By contrast, the pagan world in which God’s People lived centuries ago had a
hard time believing that anything really new could ever happen. To them, the
world seemed cyclical, with progression balanced by regression. No matter how
far you moved, you always ended up in the same place. Salvation was purely
theoretical, by escape from the world. Like Barzini’s China (itself a great and
intact pagan civilization), the world seemed immutable, unchanging, stuck hard
fast in stone. So the message of the prophets, and John the Baptist, was
revolutionary when it hit the pagan world. A Messiah is coming to shake things
up. Freedom’s on its way. Salvation is coming near, coming into the world.
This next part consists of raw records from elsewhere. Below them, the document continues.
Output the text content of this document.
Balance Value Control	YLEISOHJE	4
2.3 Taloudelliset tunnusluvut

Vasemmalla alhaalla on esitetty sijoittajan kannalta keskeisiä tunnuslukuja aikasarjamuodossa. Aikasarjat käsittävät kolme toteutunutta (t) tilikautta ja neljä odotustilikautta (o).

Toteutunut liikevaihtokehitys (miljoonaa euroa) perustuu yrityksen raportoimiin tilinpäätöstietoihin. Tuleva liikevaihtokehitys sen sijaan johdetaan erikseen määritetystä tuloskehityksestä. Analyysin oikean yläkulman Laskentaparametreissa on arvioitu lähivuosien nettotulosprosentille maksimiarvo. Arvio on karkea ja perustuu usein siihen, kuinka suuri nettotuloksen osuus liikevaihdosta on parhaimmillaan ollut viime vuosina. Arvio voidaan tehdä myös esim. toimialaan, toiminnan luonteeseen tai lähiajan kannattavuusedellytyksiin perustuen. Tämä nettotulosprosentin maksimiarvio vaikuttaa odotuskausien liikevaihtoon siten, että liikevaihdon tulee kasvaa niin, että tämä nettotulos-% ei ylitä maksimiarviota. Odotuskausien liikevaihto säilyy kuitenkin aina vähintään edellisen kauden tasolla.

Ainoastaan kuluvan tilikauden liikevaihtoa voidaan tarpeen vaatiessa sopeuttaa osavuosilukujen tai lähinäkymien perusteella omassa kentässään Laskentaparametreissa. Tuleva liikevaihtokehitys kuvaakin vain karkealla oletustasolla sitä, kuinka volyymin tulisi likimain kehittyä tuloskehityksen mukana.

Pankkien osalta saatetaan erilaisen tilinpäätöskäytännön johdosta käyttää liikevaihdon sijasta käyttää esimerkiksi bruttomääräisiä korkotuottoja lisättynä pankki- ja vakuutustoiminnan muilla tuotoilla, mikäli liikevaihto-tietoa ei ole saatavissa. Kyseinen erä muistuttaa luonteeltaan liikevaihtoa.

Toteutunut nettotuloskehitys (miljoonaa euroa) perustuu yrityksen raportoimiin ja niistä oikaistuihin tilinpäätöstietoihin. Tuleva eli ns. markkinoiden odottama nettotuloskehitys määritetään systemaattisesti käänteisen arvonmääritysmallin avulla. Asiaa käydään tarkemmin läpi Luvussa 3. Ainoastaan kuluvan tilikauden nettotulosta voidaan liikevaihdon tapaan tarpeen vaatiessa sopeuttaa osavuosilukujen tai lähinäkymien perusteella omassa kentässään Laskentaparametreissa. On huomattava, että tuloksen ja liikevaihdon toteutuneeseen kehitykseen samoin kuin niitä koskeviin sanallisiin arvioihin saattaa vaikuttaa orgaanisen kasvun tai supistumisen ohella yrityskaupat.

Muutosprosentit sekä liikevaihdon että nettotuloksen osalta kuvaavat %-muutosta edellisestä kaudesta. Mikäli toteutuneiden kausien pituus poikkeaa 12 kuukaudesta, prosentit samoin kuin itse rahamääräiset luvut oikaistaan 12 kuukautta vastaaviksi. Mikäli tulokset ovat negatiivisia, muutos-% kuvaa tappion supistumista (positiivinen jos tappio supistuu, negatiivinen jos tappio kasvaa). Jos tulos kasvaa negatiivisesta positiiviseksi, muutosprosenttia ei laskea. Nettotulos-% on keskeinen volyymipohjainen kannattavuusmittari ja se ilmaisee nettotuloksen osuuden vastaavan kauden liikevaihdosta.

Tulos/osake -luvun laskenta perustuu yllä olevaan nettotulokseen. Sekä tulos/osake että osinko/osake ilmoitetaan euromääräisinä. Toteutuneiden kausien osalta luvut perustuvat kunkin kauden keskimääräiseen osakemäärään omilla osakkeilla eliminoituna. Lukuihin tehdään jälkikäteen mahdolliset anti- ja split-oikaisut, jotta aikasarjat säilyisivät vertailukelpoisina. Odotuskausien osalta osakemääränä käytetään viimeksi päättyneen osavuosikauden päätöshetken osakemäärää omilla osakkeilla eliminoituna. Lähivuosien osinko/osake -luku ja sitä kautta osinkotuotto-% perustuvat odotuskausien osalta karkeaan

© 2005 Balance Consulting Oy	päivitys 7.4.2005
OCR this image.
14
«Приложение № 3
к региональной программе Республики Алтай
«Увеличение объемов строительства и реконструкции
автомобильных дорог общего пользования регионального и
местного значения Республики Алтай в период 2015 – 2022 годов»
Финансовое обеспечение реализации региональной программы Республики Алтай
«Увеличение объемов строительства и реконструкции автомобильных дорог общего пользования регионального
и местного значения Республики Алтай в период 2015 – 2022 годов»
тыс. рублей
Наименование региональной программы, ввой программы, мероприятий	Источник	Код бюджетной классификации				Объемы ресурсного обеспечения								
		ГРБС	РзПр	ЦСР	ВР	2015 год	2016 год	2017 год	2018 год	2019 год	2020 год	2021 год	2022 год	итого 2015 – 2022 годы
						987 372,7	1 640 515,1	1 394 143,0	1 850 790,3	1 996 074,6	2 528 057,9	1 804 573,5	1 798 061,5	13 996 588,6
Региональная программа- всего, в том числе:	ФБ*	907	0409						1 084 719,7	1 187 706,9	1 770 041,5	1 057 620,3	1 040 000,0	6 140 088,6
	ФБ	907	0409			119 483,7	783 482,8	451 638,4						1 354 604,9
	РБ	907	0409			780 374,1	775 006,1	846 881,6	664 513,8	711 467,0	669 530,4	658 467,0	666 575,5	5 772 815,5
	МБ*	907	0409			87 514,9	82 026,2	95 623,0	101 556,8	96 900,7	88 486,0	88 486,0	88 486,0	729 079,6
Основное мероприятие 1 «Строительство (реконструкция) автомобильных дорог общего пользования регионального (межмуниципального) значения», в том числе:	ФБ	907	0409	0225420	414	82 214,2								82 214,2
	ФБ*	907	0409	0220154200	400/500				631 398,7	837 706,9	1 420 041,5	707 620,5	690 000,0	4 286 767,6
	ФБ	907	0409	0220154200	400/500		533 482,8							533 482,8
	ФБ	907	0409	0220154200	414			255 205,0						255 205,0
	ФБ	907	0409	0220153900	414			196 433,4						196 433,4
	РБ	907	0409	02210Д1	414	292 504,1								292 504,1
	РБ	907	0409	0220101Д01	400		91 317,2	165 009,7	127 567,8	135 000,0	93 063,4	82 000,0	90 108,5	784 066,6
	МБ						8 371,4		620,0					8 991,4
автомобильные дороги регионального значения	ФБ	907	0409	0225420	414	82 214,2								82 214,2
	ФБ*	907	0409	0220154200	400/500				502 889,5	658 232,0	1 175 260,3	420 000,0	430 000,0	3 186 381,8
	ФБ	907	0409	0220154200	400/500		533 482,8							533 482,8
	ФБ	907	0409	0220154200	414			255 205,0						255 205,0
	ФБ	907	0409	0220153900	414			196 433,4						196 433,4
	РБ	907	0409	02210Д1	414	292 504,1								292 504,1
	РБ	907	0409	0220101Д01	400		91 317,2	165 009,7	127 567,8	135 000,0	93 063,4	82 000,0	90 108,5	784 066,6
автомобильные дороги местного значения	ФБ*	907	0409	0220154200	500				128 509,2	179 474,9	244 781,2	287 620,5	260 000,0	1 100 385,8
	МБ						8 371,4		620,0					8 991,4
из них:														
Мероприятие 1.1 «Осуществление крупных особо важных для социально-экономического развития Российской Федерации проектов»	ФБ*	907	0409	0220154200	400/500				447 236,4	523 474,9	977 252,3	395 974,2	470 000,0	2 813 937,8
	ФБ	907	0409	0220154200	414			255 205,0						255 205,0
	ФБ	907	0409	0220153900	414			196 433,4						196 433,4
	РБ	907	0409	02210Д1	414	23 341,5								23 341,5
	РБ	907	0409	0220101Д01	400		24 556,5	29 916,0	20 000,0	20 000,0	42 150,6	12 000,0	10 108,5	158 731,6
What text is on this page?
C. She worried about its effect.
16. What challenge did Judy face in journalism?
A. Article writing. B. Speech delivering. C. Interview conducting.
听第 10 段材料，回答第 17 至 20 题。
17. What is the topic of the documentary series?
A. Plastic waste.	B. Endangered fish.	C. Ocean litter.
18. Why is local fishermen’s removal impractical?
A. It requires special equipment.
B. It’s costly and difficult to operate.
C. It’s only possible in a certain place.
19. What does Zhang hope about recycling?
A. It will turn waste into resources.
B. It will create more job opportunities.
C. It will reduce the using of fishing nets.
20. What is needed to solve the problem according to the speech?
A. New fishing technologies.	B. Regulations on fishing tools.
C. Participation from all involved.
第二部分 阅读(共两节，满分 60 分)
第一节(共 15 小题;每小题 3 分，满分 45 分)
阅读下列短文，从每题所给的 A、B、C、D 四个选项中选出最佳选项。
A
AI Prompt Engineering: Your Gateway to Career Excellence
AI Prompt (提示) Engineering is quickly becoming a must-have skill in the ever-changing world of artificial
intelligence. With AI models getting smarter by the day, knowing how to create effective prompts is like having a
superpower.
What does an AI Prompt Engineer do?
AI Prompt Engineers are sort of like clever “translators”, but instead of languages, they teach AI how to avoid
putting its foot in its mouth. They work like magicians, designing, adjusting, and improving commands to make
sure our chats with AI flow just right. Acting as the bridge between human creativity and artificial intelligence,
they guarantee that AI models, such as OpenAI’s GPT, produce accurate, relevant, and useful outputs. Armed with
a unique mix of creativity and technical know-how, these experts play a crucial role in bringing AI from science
Nothing will ever be the same again.
Now, of course, we are much more likely to believe in progress. The influence of
the Christian Gospel is such that today’s pagans (and even some church folk)
make an idol of progress! If we’re moving, we think, it must be in the right
direction. But I suppose in “Hurricane Land” we face the opposite temptation,
which is to see the real obstacles to positive change in our society and our own
situation and to think that we’re stuck. That’s just not true. We might think
that sin has turned us to stone, left us paralyzed in the face of the things
that beset us, but this is not the case. There is a distance ahead, surely,
(remember Borghese and Barzini) from where we are to where we need to be, but
the journey has to start at the beginning.
Meanwhile, there are a couple of journeys to recognize today, ones that relate
to the journey I’m talking about. First is the “Journey in Christ” ceremony that
we’ll celebrate in a few minutes. These folks are embarked on a journey of
faith, reminding themselves and us that God has entered the world and renewed,
reformed, and restored it by the death and resurrection of Jesus Christ. Second
is the journey some other folks have made from Christ Church, Woodbury, NJ, to
Covington, LA, to help to do the work of renewal, reformation, and restoration
at the Caritas community in Abita Springs. They’re helping to remind us that the
work that God does in the world, effecting real change, calls for human
cooperation and faithfulness.
The message is that there is a journey ahead, for all of us. It will mean that
we have a distance to cover, a race to run, but God will be with us along the
way. Through desert or mountain, Jesus himself will be at the head of our
company. Salvation is drawing near, and it falls to us to prepare the way.
John Bauerschmidt is Rector of Christ Church, Covington.